Leur rencontre
Sarah : « À une discussion organisée par Doc Québec sur le cinéma collaboratif. Je venais de terminer À St-Henri, le 26 août. Je crois qu’elle se demandait ce qu’une anglophone faisait dans un remake d’un film profondément québécois… »
Karine : « J’ai rencontré Sarah pour la première fois lors d’une activité de Doc Québec. Sarah et l’équipe du film À St-Henri, le 26 août faisaient une présentation pour parler de leur démarche pour la réalisation du documentaire.
Il faut dire que j’étais un peu jalouse parce que j’avais souvent rêvé revisiter le classique À Saint-Henri le cinq septembre.

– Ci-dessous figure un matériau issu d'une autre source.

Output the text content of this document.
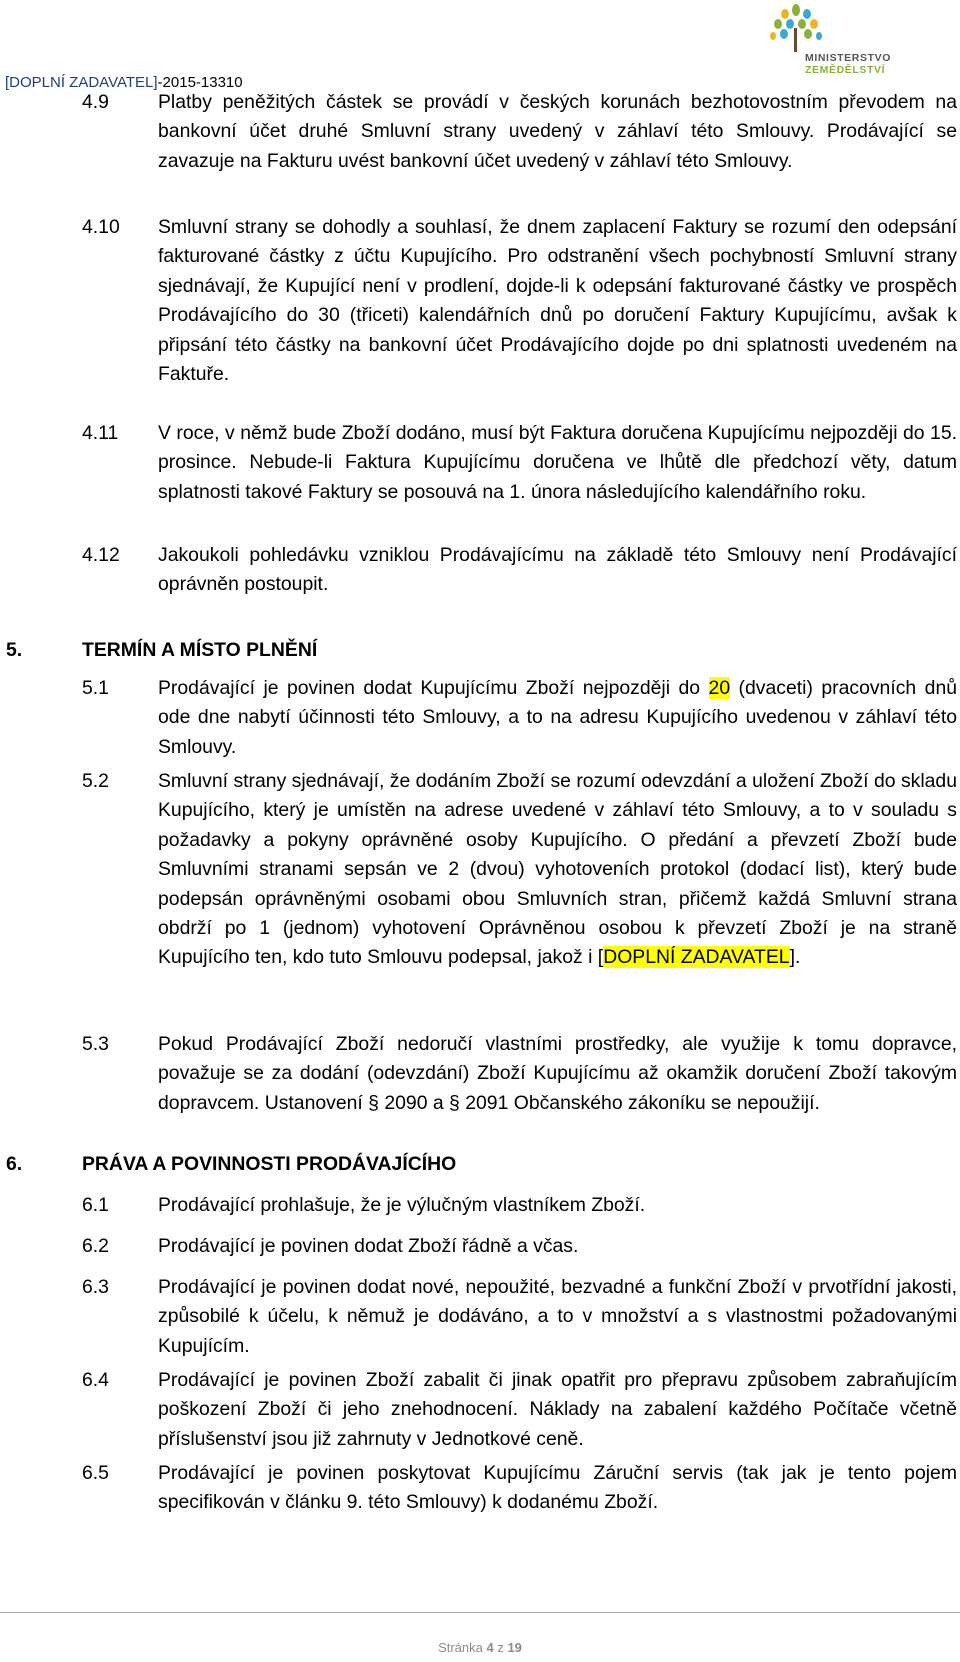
[DOPLNÍ ZADAVATEL]-2015-13310
MINISTERSTVO ZEMĚDĚLSTVÍ
4.9	Platby peněžitých částek se provádí v českých korunách bezhotovostním převodem na bankovní účet druhé Smluvní strany uvedený v záhlaví této Smlouvy. Prodávající se zavazuje na Fakturu uvést bankovní účet uvedený v záhlaví této Smlouvy.
4.10	Smluvní strany se dohodly a souhlasí, že dnem zaplacení Faktury se rozumí den odepsání fakturované částky z účtu Kupujícího. Pro odstranění všech pochybností Smluvní strany sjednávají, že Kupující není v prodlení, dojde-li k odepsání fakturované částky ve prospěch Prodávajícího do 30 (třiceti) kalendářních dnů po doručení Faktury Kupujícímu, avšak k připsání této částky na bankovní účet Prodávajícího dojde po dni splatnosti uvedeném na Faktuře.
4.11	V roce, v němž bude Zboží dodáno, musí být Faktura doručena Kupujícímu nejpozději do 15. prosince. Nebude-li Faktura Kupujícímu doručena ve lhůtě dle předchozí věty, datum splatnosti takové Faktury se posouvá na 1. února následujícího kalendářního roku.
4.12	Jakoukoli pohledávku vzniklou Prodávajícímu na základě této Smlouvy není Prodávající oprávněn postoupit.
5.	TERMÍN A MÍSTO PLNĚNÍ
5.1	Prodávající je povinen dodat Kupujícímu Zboží nejpozději do 20 (dvaceti) pracovních dnů ode dne nabytí účinnosti této Smlouvy, a to na adresu Kupujícího uvedenou v záhlaví této Smlouvy.
5.2	Smluvní strany sjednávají, že dodáním Zboží se rozumí odevzdání a uložení Zboží do skladu Kupujícího, který je umístěn na adrese uvedené v záhlaví této Smlouvy, a to v souladu s požadavky a pokyny oprávněné osoby Kupujícího. O předání a převzetí Zboží bude Smluvními stranami sepsán ve 2 (dvou) vyhotoveních protokol (dodací list), který bude podepsán oprávněnými osobami obou Smluvních stran, přičemž každá Smluvní strana obdrží po 1 (jednom) vyhotovení Oprávněnou osobou k převzetí Zboží je na straně Kupujícího ten, kdo tuto Smlouvu podepsal, jakož i [DOPLNÍ ZADAVATEL].
5.3	Pokud Prodávající Zboží nedoručí vlastními prostředky, ale využije k tomu dopravce, považuje se za dodání (odevzdání) Zboží Kupujícímu až okamžik doručení Zboží takovým dopravcem. Ustanovení § 2090 a § 2091 Občanského zákoníku se nepoužijí.
6.	PRÁVA A POVINNOSTI PRODÁVAJÍCÍHO
6.1	Prodávající prohlašuje, že je výlučným vlastníkem Zboží.
6.2	Prodávající je povinen dodat Zboží řádně a včas.
6.3	Prodávající je povinen dodat nové, nepoužité, bezvadné a funkční Zboží v prvotřídní jakosti, způsobilé k účelu, k němuž je dodáváno, a to v množství a s vlastnostmi požadovanými Kupujícím.
6.4	Prodávající je povinen Zboží zabalit či jinak opatřit pro přepravu způsobem zabraňujícím poškození Zboží či jeho znehodnocení. Náklady na zabalení každého Počítače včetně příslušenství jsou již zahrnuty v Jednotkové ceně.
6.5	Prodávající je povinen poskytovat Kupujícímu Záruční servis (tak jak je tento pojem specifikován v článku 9. této Smlouvy) k dodanému Zboží.
Stránka 4 z 19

Dès le début, j’ai été séduite de voir Sarah et Shannon Walsh (la réalisatrice), deux anglophones, faire la conférence entière en français. Je pense que Sarah avait déjà gagné mon cœur.
J’écoutais les filles parler de Saint-Henri, des personnages, et je trouvais vraiment tripant que deux anglos aient eu un coup de cœur pour ce quartier et pour le documentaire tourné en 1962. Ça me sortait de mes préjugés, ça brisait le cliché anglo/franco et c’était tant mieux.
Puis, elles ont expliqué comment elles avaient travaillé sur ce film et j’ai vu tout de suite l’engagement total de Sarah dans ce projet et la passion avec laquelle elle en parlait. J’ai carrément eu un girl crush professionnel. Ensuite, j’ai invité Sarah dans un souper avec d’autres productrices parce que je voulais mieux la connaître.
C’est pas mêlant, je le raconte et j’ai l’impression de raconter une histoire de cruise. Bref, depuis ce temps, mon girl crush est devenue collègue, coloc de bureau, amie. »
SARAH : « Karine m’a dit il n’y pas si longtemps qu’elle s’était présentée à cet événement Doc Québec avec quelques réserves. Pour elle, le fait que des cinéastes originaires de l’Ontario s’approprient l’œuvre d’Hubert Aquin constituait un geste somme toute périlleux. Mais, il faut croire que nous l’avons convaincue parce que tout de suite après la discussion, elle m’a accrochée. Nous avons échangé et je pense qu’elle m’a aussitôt demandé mon numéro. C’est elle : intègre et entière. »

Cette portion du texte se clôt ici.